Friday, May 16, 2014

First And Last

Quoted by Nalo Hopkinson in a recent tweet, here's Samuel R. Delany pithily summarising how his dyslexia affects his writing, in answer to a question put to him by Junot Diaz: 'I'm a very bad writer. What I am is a good rewriter.'

Actually, I don't know many people who write near-perfect first drafts. I certainly don't. Well, okay, I have written a few short stories more or less straight out, but that was a rare confluence of luck and inspiration, and they were very short short stories. But with novels I find the trick is to keep going to the end, and to resist the temptation to start revising halfway through. To keep pushing forward, somehow. To let the narrative and characters find their own logic and flow (and to let them surprise you: I'm still childishly delighted when they do). And when I reach the end of the first draft, the real work begins - making the story comprehensible to itself, and to others. It doesn't finish until the proofs are pried from my hands.

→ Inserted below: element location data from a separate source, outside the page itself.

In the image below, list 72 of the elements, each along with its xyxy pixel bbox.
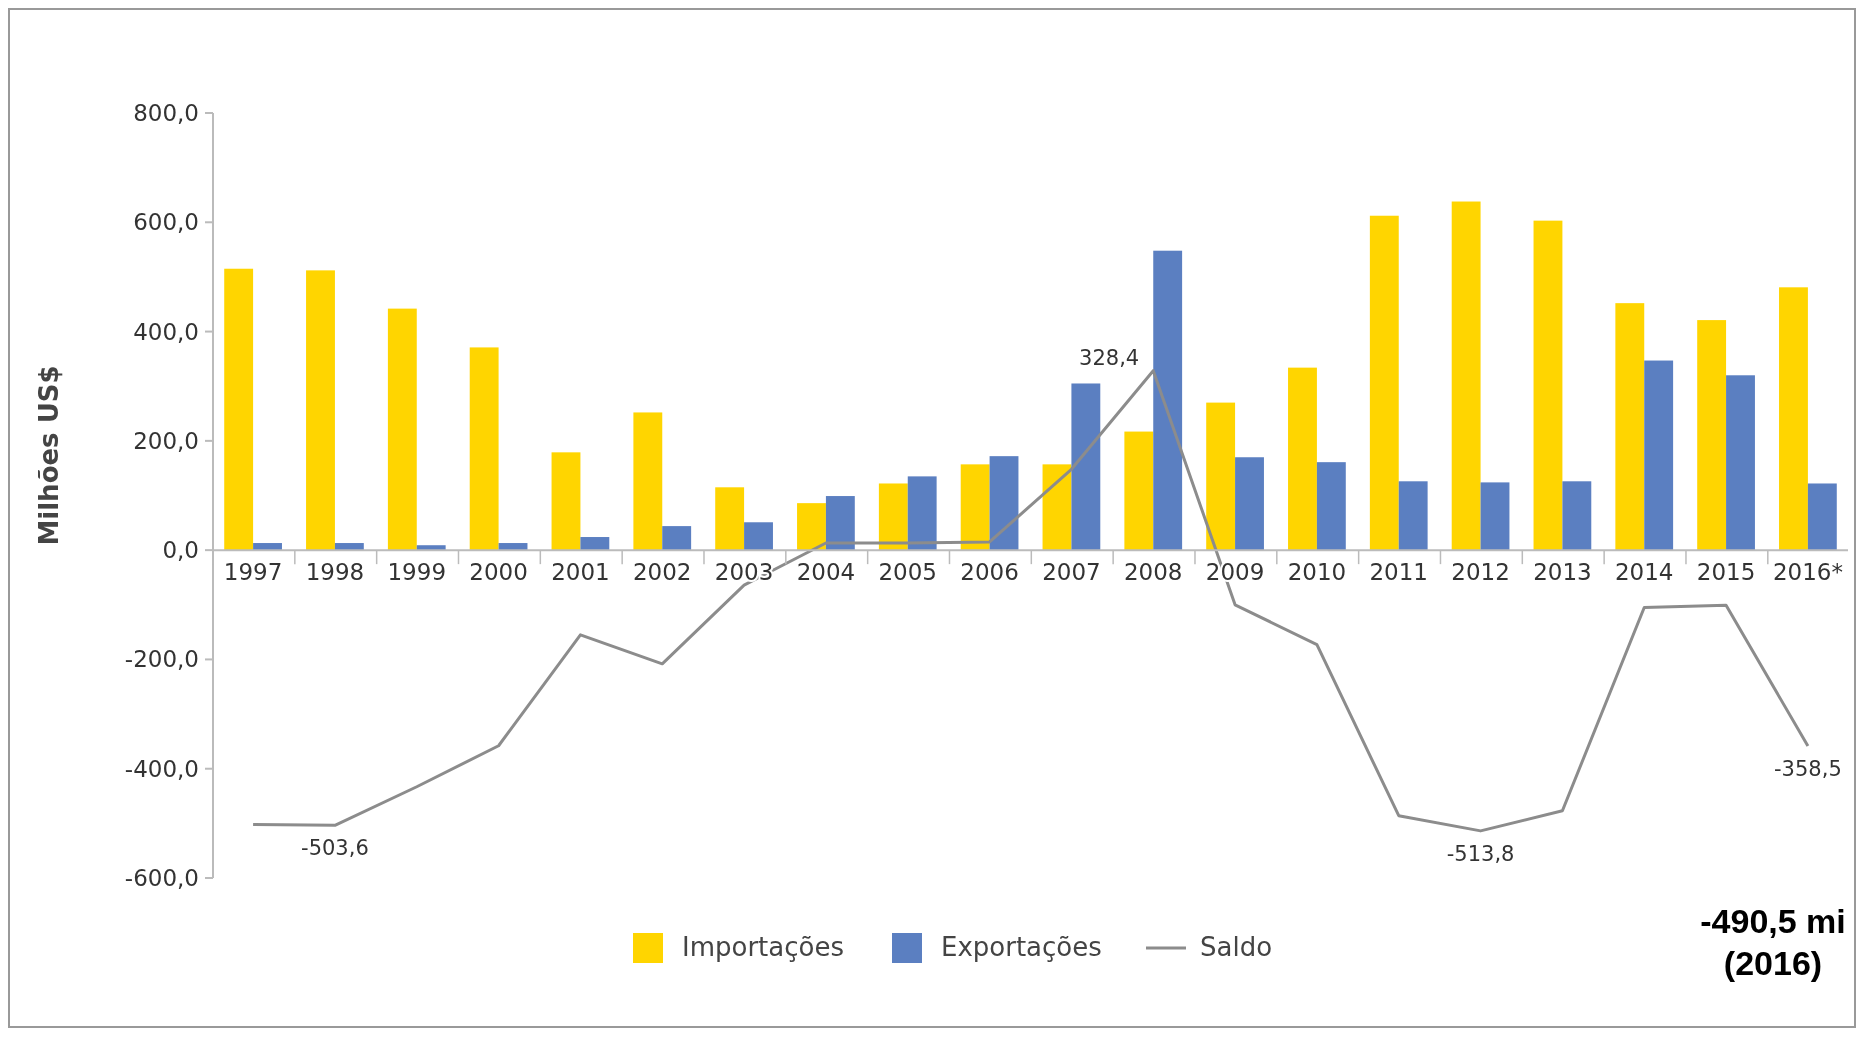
x-tick-label: 2008 (1123, 559, 1183, 586)
y-tick-label: 200,0 (133, 427, 199, 454)
y-tick-label: 800,0 (133, 100, 199, 126)
bar (580, 537, 610, 551)
bar (662, 526, 692, 551)
y-tick-label: -200,0 (124, 646, 199, 673)
y-tick-label: 600,0 (133, 209, 199, 236)
bar (1316, 462, 1346, 551)
y-tick-label: -600,0 (124, 865, 199, 891)
x-tick-label: 1998 (305, 559, 365, 586)
bar (1369, 215, 1399, 551)
bar (1779, 287, 1808, 551)
x-tick-label: 2004 (796, 559, 856, 586)
x-tick-label: 2003 (714, 559, 774, 586)
x-tick-label: 2016* (1772, 559, 1843, 586)
y-tick-label: -400,0 (124, 755, 199, 782)
legend-label: Exportações (941, 932, 1102, 962)
legend-label: Importações (682, 932, 844, 962)
legend-label: Saldo (1200, 932, 1273, 962)
bar (1533, 220, 1563, 551)
data-label: -513,8 (1446, 841, 1515, 866)
bar (1398, 481, 1428, 551)
bar (1206, 402, 1236, 551)
text: -490,5 mi (2016) (1700, 902, 1846, 982)
bar (551, 452, 581, 551)
bar (907, 476, 937, 551)
bar (1644, 360, 1674, 551)
bar (1124, 431, 1154, 551)
bar (825, 496, 855, 551)
bar (387, 308, 417, 551)
bar (797, 503, 826, 551)
x-tick-label: 1997 (223, 559, 283, 586)
x-tick-label: 2012 (1451, 559, 1510, 586)
data-label: 328,4 (1079, 345, 1140, 370)
bar (744, 522, 773, 551)
x-tick-label: 1999 (387, 559, 447, 586)
x-tick-label: 2006 (960, 559, 1019, 586)
data-label: -503,6 (301, 836, 369, 861)
bar (1480, 482, 1510, 551)
bar (1288, 367, 1317, 551)
bar (1807, 483, 1837, 551)
x-tick-label: 2000 (469, 559, 528, 586)
x-tick-label: 2013 (1533, 559, 1592, 586)
bar (960, 464, 990, 551)
bar (1615, 303, 1645, 551)
bar (1562, 481, 1592, 551)
x-tick-label: 2010 (1287, 559, 1347, 586)
bar (1697, 320, 1727, 551)
bar (306, 270, 335, 551)
bar (878, 483, 908, 551)
bar (1451, 201, 1481, 551)
bar (633, 412, 663, 551)
x-tick-label: 2007 (1042, 559, 1101, 586)
y-tick-label: 400,0 (133, 318, 199, 345)
x-tick-label: 2001 (551, 559, 610, 586)
bar (469, 347, 499, 551)
bar (224, 268, 254, 551)
x-tick-label: 2011 (1369, 559, 1429, 586)
bar (1235, 457, 1264, 551)
bar (1042, 464, 1072, 551)
data-label: -358,5 (1774, 757, 1842, 782)
x-tick-label: 2015 (1696, 559, 1756, 586)
y-tick-label: 0,0 (162, 537, 199, 564)
x-tick-label: 2002 (632, 559, 692, 586)
x-tick-label: 2005 (878, 559, 938, 586)
bar (715, 487, 745, 551)
bar (989, 456, 1019, 551)
bar (1726, 375, 1755, 551)
x-tick-label: 2014 (1614, 559, 1674, 586)
y-axis-title: Milhões US$ (34, 365, 64, 546)
bar (1071, 383, 1101, 551)
bar (1153, 250, 1183, 551)
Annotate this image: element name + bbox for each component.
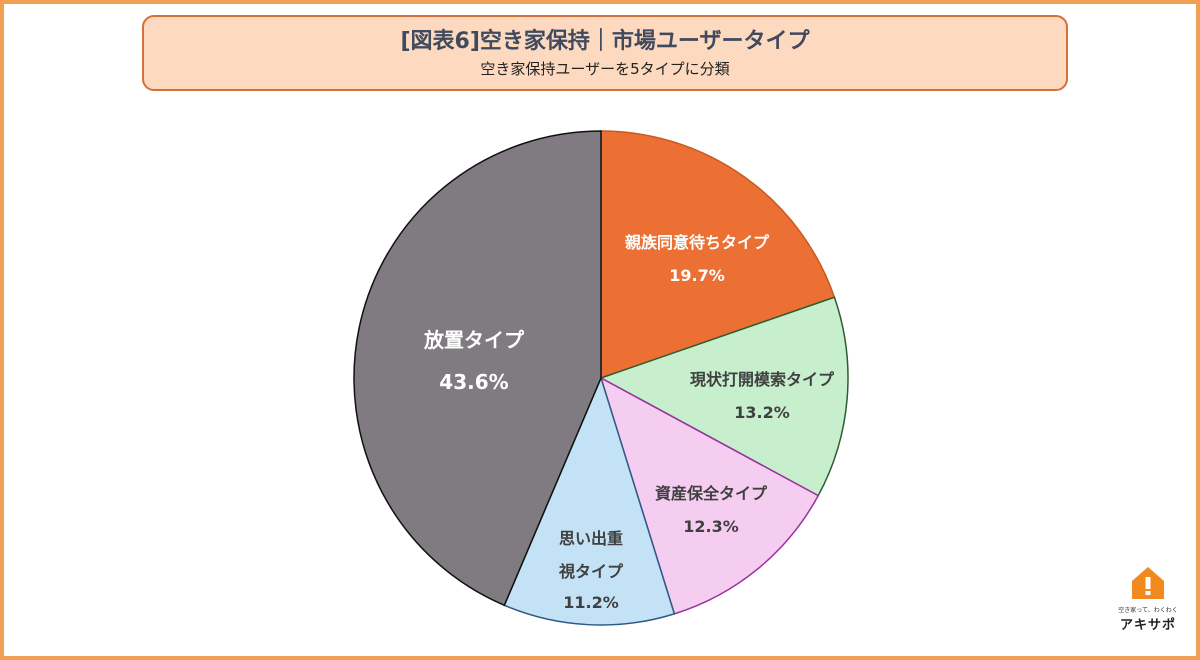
slice-value-label: 11.2%	[563, 593, 619, 612]
pie-slice	[599, 296, 849, 497]
house-exclamation-icon	[1132, 567, 1164, 599]
title-banner: [図表6]空き家保持｜市場ユーザータイプ 空き家保持ユーザーを5タイプに分類	[142, 15, 1068, 91]
slice-label-group: 資産保全タイプ 12.3%	[655, 484, 768, 536]
slice-value-label: 13.2%	[734, 403, 790, 422]
slice-label-group: 親族同意待ちタイプ 19.7%	[625, 233, 770, 285]
slice-category-label: 思い出重	[559, 529, 623, 548]
slice-category-label: 視タイプ	[558, 562, 624, 581]
logo-tagline: 空き家って、わくわく	[1118, 607, 1178, 614]
logo-name: アキサポ	[1119, 618, 1176, 633]
pie-slice	[353, 130, 602, 607]
chart-title: [図表6]空き家保持｜市場ユーザータイプ	[400, 29, 810, 54]
pie-slice	[599, 376, 820, 615]
slice-category-label: 親族同意待ちタイプ	[625, 233, 770, 252]
slice-category-label: 放置タイプ	[423, 328, 525, 352]
chart-subtitle: 空き家保持ユーザーを5タイプに分類	[480, 60, 730, 78]
pie-slice	[503, 375, 676, 626]
akisapo-logo: 空き家って、わくわく アキサポ	[1108, 565, 1188, 645]
pie-slice	[600, 130, 836, 380]
slice-label-group: 現状打開模索タイプ 13.2%	[690, 370, 835, 422]
slice-category-label: 資産保全タイプ	[655, 484, 768, 503]
slice-value-label: 12.3%	[683, 517, 739, 536]
slice-label-group: 放置タイプ 43.6%	[423, 328, 525, 394]
slice-category-label: 現状打開模索タイプ	[690, 370, 835, 389]
slice-value-label: 19.7%	[669, 266, 725, 285]
slice-value-label: 43.6%	[439, 370, 508, 394]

Right now, I'm at the ante-penultimate stage with Something Coming Through: folding in the notes and comments and corrections from my editor, and polishing the text one last time. In some ways an oddly nostalgic task, like reading the diary and looking at the photographs of a holiday you took in some other country a couple of years ago. That odd roadside shrine, that beach, the cafe where you ate breakfast every day, the little lizard basking on a stone . . . Meanwhile, the difficulties you had getting there in the first place are all forgotten.